- Film poster
- 水滸傳
- Directed by: Chang Cheh; Pao Hsueh-li; Wu Ma;
- Screenplay by: Chang Cheh; Ni Kuang;
- Based on: Water Margin by Shi Nai'an
- Produced by: Run Run Shaw
- Starring: David Chiang; Tetsurō Tamba; Ku Feng; Toshio Kurosawa;
- Cinematography: Kung Mu-to
- Edited by: Kwok Ting-hung
- Music by: Frankie Chan
- Production company: Shaw Brothers Studio
- Distributed by: Shaw Brothers Studio; New World Pictures; Warner Home Video; Siren Visual; Dutch FilmWorks; Future Film; Image Entertainment;
- Release date: 17 March 1972;
- Running time: 120 minutes
- Country: Hong Kong
- Language: Mandarin

= The Water Margin (film) =

1972 Hong Kong film by Chang Cheh, Pao Hsueh-li and Wu Ma

The Water Margin, also known as Outlaws of the Marsh and Seven Blows of the Dragon, is a 1972 Hong Kong wuxia film adapted from the 14th-century Chinese classical novel Water Margin by Shi Nai'an. It was produced by the Shaw Brothers Studio and directed by Chang Cheh, Pao Hsueh-li and Wu Ma, starring David Chiang, Tetsurō Tamba, Ku Feng, Toshio Kurosawa, and others. The film follows the story arc in the novel about how Lu Junyi (Tamba) and Yan Qing (Chiang) come to join the outlaws at Liangshan Marsh and the outlaws' battle with Shi Wengong (Kurosawa) and the Zeng Family Fortress.

== Synopsis ==
Chao Gai, the chief of the outlaw band at Liangshan Marsh, has been killed in battle by Shi Wengong. His followers, led by interim chief Song Jiang, vow to avenge him. They seek to recruit Lu Junyi, a formidable fighter who was also trained by the same master as Shi Wengong, to join them and help them in their quest. Besides, if they manage to get Lu Junyi on board, they will also win over his steward Yan Qing, a multi-talented martial artist.

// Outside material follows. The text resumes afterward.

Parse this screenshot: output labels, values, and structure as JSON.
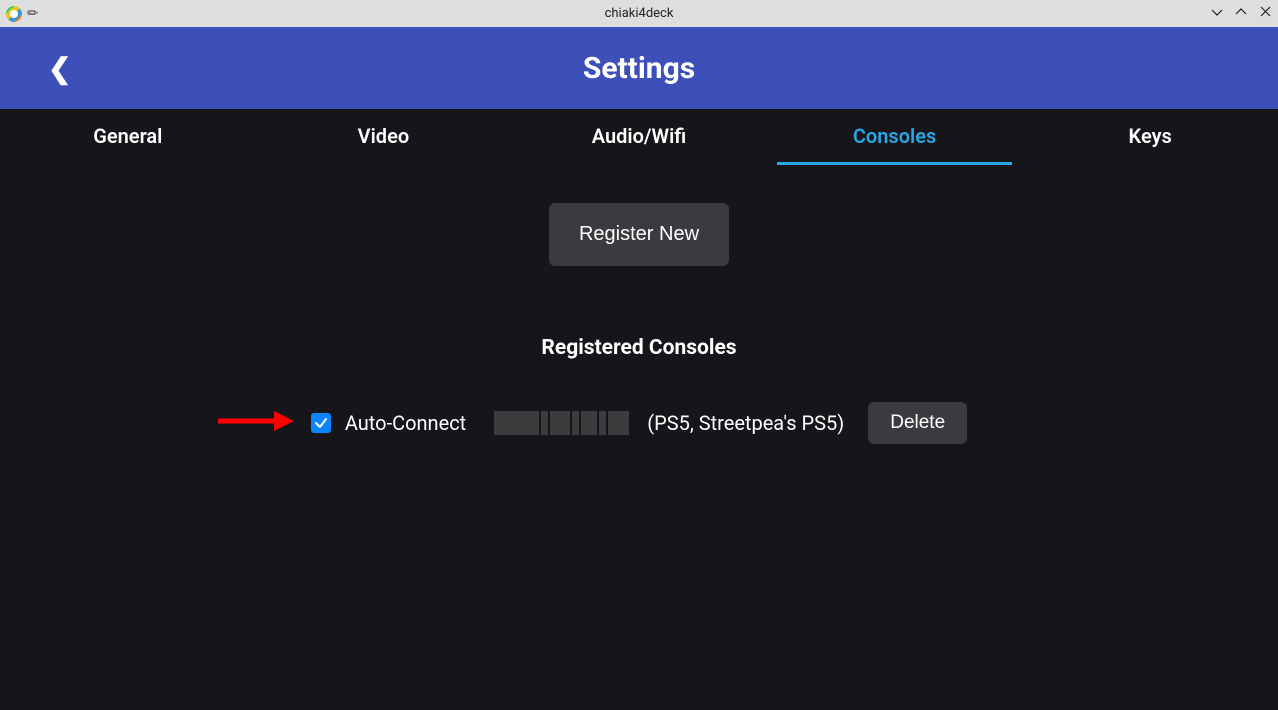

Wu Yong, accompanied by Li Kui, infiltrate the Daming Prefecture in disguise as a fortune teller and his assistant, and visit Lu Junyi's residence. Wu Yong pretends to advise Lu Junyi to leave home to avert disaster, but Yan Qing recognises Li Kui and provokes him into a fight, exposing the duo's identities. Although Wu Yong and Li Kui are detained in Lu Junyi's residence, Wu Yong manages to use reverse psychology to convince Lu Junyi to free them.

Unknown to everyone, Lu Junyi's other steward Li Gu, who has a secret affair with Lu Junyi's wife, has betrayed his master and reported the outlaws' presence to the authorities. When soldiers show up to arrest the outlaws, Lu Junyi orders Yan Qing to escort Wu Yong and Li Kui to safety, while he stays behind and gets captured. The authorities, having been bribed by Li Gu, sentence Lu Junyi to death for being in league with the outlaws.

On his way to Liangshan Marsh to seek help, Yan Qing encounters Shi Xiu and Yang Xiong. While Yang Xiong takes Yan Qing back to the outlaw stronghold, Shi Xiu goes to Daming Prefecture and storms the execution ground alone in an attempt to save Lu Junyi. However, they are overwhelmed by the soldiers and captured.

Meanwhile, Yan Qing and the outlaws work out a plan to infiltrate Daming Prefecture and save Lu Junyi and Shi Xiu just as they are about to be executed. After his rescue, Lu Junyi returns home and kills Li Gu, while Yan Qing kills Lu's disloyal wife.

Just as the outlaws are heading back to their stronghold, they run into Shi Wengong and his men, and a battle breaks out. Shi Wengong's forces are routed so he challenges the outlaws to fight him and his five apprentices in one-on-one duels. While Lu Junyi takes on Shi Wengong, Liangshan's Lin Chong, Li Kui, Hu Sanniang, Wu Song and Shi Xiu fight the five apprentices and defeat them. Shi Wengong, gravely wounded, ultimately takes his own life and declares Lu Junyi the new chief of the outlaws. The film ends with the outlaws returning to their stronghold.

== Release ==
The film was distributed in the United States by New World Pictures. Roger Corman cut out a third of the film, had the Shaw Brothers Studio shoot an additional sex scene and added a new narration.